We’re fed — and the message is perpetuated — a story of blame. To regard the human spirit as capable of changing its reality is to take away the power of everyone and everything but the human spirit itself (and the Higher Power to which we attune). Which means 97% of the world is out of business. If we’re no longer convinced that joy and comfort can be bought or given to us, we’re forced into the eerie reality of our responsibility to generate self-esteem from the inside out (which is the only way it really happens, anyway).
That isn’t to say that we can (or should) exist as islands. It just means that the way we interact with one another — especially in terms of “love” — is (sometimes) really misguided.
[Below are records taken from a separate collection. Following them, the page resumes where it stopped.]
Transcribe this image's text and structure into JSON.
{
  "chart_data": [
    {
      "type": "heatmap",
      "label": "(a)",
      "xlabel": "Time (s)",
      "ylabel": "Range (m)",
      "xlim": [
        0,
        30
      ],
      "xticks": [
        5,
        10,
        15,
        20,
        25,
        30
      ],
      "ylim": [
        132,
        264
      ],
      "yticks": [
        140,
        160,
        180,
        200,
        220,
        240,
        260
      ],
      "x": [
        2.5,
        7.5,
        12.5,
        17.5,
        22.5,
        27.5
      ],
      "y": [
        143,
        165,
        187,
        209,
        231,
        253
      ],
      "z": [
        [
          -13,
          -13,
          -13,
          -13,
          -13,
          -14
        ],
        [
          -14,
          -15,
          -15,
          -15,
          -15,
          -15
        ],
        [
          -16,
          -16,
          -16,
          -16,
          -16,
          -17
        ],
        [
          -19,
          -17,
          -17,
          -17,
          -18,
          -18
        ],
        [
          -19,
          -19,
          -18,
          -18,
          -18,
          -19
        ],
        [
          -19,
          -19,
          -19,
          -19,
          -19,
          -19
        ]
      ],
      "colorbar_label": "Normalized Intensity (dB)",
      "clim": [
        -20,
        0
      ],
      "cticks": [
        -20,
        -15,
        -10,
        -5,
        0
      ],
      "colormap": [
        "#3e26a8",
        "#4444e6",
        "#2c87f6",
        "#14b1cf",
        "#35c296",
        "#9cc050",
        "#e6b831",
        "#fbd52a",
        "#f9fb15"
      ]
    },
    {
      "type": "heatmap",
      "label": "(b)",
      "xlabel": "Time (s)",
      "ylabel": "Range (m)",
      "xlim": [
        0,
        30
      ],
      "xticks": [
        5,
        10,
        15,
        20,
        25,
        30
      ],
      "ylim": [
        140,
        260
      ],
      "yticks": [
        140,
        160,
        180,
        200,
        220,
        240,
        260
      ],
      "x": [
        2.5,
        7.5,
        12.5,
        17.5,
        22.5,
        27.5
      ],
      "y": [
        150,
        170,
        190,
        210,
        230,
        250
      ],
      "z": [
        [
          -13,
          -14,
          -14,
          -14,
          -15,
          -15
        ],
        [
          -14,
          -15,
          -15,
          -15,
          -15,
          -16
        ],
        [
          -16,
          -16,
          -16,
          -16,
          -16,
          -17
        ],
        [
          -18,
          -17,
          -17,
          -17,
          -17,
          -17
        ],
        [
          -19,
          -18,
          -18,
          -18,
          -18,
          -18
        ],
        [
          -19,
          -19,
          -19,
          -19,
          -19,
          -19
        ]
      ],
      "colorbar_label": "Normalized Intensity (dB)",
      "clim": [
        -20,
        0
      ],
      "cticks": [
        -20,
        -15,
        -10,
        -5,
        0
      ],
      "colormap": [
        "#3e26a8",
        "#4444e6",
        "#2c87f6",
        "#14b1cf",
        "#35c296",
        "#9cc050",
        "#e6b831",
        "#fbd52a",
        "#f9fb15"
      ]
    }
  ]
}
What we call “love” is more like co-dependence at the very least, and harsh, crippling manipulation at the really shitty end of the spectrum.
We (almost) don’t know how to interact with one another if we aren’t perpetuating the myth of brokenness, and other peoples’ ability to fix us. And we (almost) don’t know how to interact with ourselves if that interaction isn’t based on a lifelong investment in our wounding, who wounded us, why, when, for how long, and why they never said they were sorry (enough)….
I mean, Jesus. It’s exhausting. But it takes a lot of willpower and faith in what’s on the other side of wounding to divest from those stories, let go, and simply choose to live in another reality — one of healing.
• • •
So last night, after watching Seeking A Friend For the End of the World, I pulled out the book my friend and I agreed to read together. A couple of months back, I’d stopped just shy of finishing the third lesson (out of forty-nine), because the end of the third lesson entailed writing a letter to yourself, as if from the significant other of your dreeaaammmmmsssss (cue unicorns shitting rainbows)…. And I just couldn’t do it without wanting to puke all over myself.
And also, if I’m honest, it was because I was afraid to put in writing what I most long to hear. When we know what it is we deeply want — and say it out loud — it makes accepting anything less really, really suffocating. And because we almost always accept just a little less than we need (even just a little bit while we’re still getting our footing), we feel like shit. And who wants to feel like shit when we could just forever sit silently not admitting to having needs at all?!
But last night, as I read the directions for the exercise, I began to weep. And as I started writing, I cried harder. Not nine words in, I was full-on sobbing. Because what came flowing from my pen wasn’t the dry-vom-inducing crap that I believed was far too narcissistic to breathe life into, but the sacred simplicity of being seen, known, and allowed to be. The exercise finally ends with the instructions to place a hand over your heart, say your name, and then read the letter to yourself, from yourself.
And that…. was lovely. But for me, what made the experience truly sparkle was knowing that in the wings, the Universe was listening. Angels, Spirit and the rose-tinted light of God were speaking to me, through me, and I felt the kind of mystery I felt as a child when I’d go to church, and in the middle of hymns, standing next to my mother, I could feel the room fill with ethereal light, the distilled sweet essence of love, perfect and whole and wanting for nothing than to be expressed, unaltered, and unimpeded by the fear of human doubt.
And that, as it turned out, was everything.